Marlene checou uma vez mais o endereço no cartão de visitas. "Doutor Oublier". Ali estavam suas esperanças últimas, haveria de dar certo. O tal consultório ficava em uma ruazinha escondida atrás da Central do Brasil, em um velho sobrado esquecido no tempo. Algo de "verde-mofo" na fachada, nenhuma placa. Só o número 5 na rua indicada. Passara a manhã revisitando pequenos guardados antes de sair...um caderno de tentativas poéticas, fotos que, de tão velhas, já estavam sépias, cores lavadas pelo tempo. Uma grande caixa estampada guardava um sem fim de emaranhado de fitas de cores muitas, adorava fitas. Sempre que recebia um presente, coisa meio que rara (e ainda mais com laço de fita...), invariavelmente, as guardava. Gostava de laços...Apesar da idade avançada, nem velha, nem menina, ainda adornava, vez por outra, seus cabelos escuros já riscados por alguns fios brancos com o tal adereço. O desse dia tão importante era azul como o céu que acompanhava seu ansioso percurso. Escolhera sua saia predileta: branca, rodada, com "poás" amarelos. Camisa branca bem cortada, sapatinhos de boneca, algo de blush nas faces naturalmente ruborizadas de expectativas. Na mão, uma bolsa vermelha. Marlene e seus contrastes...

Subiu num só fôlego as escadas que estalavam a cada pisada, como se fosse desabar. Deu de cara com uma porta aberta, onde já era esperada, para seu espanto. Um homem, nem feio, nem bonito; também nem velho, nem menino. Usava calças cinzas, sapatos gastos e suspensórios sobre uma camisa azul.

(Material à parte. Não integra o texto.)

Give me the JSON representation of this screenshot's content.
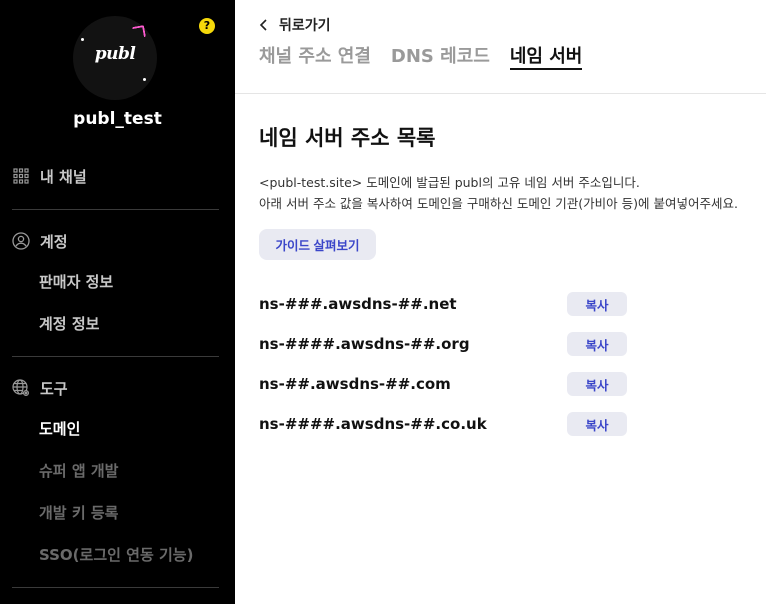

Os óculos do tal Oublier eram  remendados com esparadrapo já meio ensebado pelo manuseio. Não recuou, apesar do desconforto inicial causado pela figura. Estava decidida. Olhou para os lados: paredes nuas, nenhuma gravura, nenhuma informação. Até que fazia algum sentido. Com um gesto, Oublier apontou uma linda poltrona floral, talvez o único objeto bonito naquela sala de um beje indefinível.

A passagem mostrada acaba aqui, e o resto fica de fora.